The poem’s final five lines have us reassessing the poem’s portion before them. Several antique words are used here, perhaps a conscious choice to make this horror that was contemporary to her time in a way more timeless and generalized. A tree is described as a “predella,” the platform of an alter. We can next tell that the metaphoric altarpiece in this case depicts a crucifixion of a kind, a lynched person. “Sacrificial dower to raff” is near-Chaucerian in language. “Dower” is the inheritance of a dead person, raff is Middle English for rubbish, akin to the slightly less out-dated term “riff-raff.” The sacrificed body does not seem like much of an inheritance, any more that Christ on the cross seems much like a godhead, but I think Johnson is using raff/riff-raff in this line also to refer to the lynchers and their hate’s inheritance.
The poem ends with the tortured body suspended in the air, which I believe the poem compares to a plausible reader’s opinion on this matter: suspended?

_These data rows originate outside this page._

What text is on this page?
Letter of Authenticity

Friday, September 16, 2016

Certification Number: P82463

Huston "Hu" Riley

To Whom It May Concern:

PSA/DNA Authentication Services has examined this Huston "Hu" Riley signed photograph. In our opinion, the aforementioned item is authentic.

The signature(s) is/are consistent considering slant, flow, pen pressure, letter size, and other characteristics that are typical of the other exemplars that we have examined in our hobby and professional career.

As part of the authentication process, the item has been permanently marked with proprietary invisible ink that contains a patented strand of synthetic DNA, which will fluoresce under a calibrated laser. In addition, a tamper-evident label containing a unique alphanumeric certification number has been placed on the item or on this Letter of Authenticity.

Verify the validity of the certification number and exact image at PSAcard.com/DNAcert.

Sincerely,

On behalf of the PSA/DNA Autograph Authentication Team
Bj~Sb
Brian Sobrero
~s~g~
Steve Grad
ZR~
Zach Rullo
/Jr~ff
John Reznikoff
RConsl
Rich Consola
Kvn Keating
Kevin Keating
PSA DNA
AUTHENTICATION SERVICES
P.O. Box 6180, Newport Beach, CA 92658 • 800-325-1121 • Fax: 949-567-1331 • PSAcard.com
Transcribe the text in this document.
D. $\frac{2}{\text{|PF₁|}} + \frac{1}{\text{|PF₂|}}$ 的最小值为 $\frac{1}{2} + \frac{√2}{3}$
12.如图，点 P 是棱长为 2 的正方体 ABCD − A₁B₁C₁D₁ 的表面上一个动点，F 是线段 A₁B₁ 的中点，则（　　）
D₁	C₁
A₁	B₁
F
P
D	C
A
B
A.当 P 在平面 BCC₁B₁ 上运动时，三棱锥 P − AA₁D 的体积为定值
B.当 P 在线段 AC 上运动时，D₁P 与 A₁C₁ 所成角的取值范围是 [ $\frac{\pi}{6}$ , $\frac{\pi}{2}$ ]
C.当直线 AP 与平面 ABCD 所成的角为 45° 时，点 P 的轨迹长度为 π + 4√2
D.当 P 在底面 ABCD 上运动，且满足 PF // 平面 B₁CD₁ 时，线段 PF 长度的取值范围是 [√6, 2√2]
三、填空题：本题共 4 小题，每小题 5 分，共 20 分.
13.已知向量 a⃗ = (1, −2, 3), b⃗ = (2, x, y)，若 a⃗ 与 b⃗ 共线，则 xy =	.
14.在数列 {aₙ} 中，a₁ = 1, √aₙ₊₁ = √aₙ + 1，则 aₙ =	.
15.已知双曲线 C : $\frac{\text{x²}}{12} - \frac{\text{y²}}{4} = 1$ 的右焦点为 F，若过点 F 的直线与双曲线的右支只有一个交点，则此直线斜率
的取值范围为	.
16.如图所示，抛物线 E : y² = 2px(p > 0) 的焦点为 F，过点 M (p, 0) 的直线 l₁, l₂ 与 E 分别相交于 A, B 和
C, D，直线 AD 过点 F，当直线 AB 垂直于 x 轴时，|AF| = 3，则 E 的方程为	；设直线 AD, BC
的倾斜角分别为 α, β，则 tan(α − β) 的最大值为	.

There, I said I would keep my account of how we might encounter and understand this poem’s craft brief. I’ve compared “A Southern Road” above to “Strange Fruit,” and so I took it as my job to give Helene Johnson’s poem some further equivalence, albeit with what I could create for music and with a less masterful singer. I needed to put the music together fairly quickly again, but despite having three guitars and an electric piano over the bass and drums it worked spontaneously, as it needed to. You can hear it with the player you may see below, or with this alternative highlighted link.
*There’s a figure easily found in web searches that more than a thousand lynchings occurred between 1900 and 1914. The later year 1919 (not included in that selection of years) was notorious for white riots and other forms of violence. US population at the time of today’s poem was roughly 1/3 of what it is today if you’d like to adjust figures. It’s plausible that numbers were not easily gathered for other years — after all, in our century there were no figures on the number of people killed in police encounters until recently. And anyway, technical arguments about collection and accuracy of numbers, like metrical scans of this poem’s lines don’t get at the overall effect of this: that people are going to terrorize and kill you and not enough are going to care about it.
One thought on “A Southern Road: a lesser-known poem comparable to the more famous “Strange Fruit.””
I love this poem and Helene Johnson’s work, which I didn’t even know until being asked to review her collected poems and letters, some years back. It should be in anthologies more often, and generally better known.